Dele Momodu, chieftain of the African Democratic Congress (ADC), on Tuesday demanded that Senate President Godswill Akpabio list the nine states where mobile networks are supposedly dead.
In a post on his X handle, Momodu brushed off Akpabio’s claim that the blackout makes real-time electronic transmission of election results impossible.
“Sir, name the nine states in which mobile networks are not working in Nigeria,” he wrote. “Let INEC immediately contract our telecoms giants to fix those places.
“We are not in an illiterate era. Phones and the internet run at full speed 40,000 feet in the sky. Ground-level excuses no longer wash.”
He added: “Would we scrap a more credible poll because nine of 36 states plus Abuja might hiccup? That only advertises Nigeria as hopelessly backward.”
The challenge followed Akpabio’s weekend remarks that insecurity had knocked out mobile service in parts of nine states. Speaking on proposed amendments to the Electoral Act, the Senate president warned that “real-time result transfer” would fail wherever there is no signal.
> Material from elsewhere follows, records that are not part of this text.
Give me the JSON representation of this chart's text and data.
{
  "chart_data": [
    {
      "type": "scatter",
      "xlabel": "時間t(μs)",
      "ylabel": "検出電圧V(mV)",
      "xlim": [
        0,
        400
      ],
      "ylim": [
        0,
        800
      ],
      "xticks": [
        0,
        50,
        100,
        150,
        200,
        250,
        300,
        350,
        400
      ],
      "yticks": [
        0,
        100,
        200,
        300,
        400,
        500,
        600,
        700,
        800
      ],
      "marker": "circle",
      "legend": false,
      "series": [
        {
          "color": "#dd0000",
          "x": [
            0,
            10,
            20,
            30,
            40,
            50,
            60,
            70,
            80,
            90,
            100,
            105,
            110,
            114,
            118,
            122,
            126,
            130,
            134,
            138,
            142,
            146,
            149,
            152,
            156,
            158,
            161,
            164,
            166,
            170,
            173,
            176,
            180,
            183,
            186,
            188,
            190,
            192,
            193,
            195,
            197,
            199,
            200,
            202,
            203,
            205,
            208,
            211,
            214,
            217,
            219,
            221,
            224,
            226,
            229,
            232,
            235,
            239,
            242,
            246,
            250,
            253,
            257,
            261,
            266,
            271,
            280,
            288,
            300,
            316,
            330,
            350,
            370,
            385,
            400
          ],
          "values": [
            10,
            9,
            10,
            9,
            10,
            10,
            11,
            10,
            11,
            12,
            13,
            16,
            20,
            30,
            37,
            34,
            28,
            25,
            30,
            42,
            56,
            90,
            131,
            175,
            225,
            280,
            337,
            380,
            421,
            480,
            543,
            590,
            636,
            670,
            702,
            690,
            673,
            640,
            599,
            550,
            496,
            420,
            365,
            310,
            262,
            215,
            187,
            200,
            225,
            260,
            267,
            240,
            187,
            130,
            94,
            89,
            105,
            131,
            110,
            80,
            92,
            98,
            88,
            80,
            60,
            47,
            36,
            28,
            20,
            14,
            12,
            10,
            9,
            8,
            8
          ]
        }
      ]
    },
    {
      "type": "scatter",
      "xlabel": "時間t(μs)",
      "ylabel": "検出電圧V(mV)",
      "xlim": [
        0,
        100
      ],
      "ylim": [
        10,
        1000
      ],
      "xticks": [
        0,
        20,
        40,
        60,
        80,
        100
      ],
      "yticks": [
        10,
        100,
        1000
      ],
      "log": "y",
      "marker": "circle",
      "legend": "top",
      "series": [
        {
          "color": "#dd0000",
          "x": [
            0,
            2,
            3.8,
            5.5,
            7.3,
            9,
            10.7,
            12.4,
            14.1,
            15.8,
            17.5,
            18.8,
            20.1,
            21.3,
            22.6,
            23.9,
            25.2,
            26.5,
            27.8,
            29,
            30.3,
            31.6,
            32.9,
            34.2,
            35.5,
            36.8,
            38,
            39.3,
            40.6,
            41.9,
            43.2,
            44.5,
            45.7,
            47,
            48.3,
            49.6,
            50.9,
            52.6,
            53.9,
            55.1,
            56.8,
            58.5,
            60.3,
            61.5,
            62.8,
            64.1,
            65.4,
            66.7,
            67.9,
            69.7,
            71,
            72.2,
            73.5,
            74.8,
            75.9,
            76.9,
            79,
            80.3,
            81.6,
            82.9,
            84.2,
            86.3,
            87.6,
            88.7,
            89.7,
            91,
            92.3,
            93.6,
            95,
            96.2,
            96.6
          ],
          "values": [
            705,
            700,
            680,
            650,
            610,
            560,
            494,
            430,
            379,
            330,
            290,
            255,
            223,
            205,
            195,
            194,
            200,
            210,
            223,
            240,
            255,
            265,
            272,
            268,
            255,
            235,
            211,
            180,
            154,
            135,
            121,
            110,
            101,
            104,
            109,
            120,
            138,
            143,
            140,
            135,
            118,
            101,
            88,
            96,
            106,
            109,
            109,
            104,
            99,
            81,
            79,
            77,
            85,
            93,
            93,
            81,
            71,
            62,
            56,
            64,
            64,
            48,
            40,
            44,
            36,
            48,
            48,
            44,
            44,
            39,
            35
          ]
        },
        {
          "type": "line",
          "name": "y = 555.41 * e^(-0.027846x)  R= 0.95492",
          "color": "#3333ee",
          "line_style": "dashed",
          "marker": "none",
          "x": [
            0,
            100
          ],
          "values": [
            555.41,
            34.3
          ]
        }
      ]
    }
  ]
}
“Real-time transfer means that in over nine states where networks are down because of insecurity, there will be no election results,” Akpabio said. “If the national grid collapses and no network is working, there will be no results.”
Momodu countered that instead of shelving electronic collation, authorities should simply fix the coverage gaps. “Identify the nine states, solve the problem,” he said. “Don’t drag the whole country back into paper-era elections.”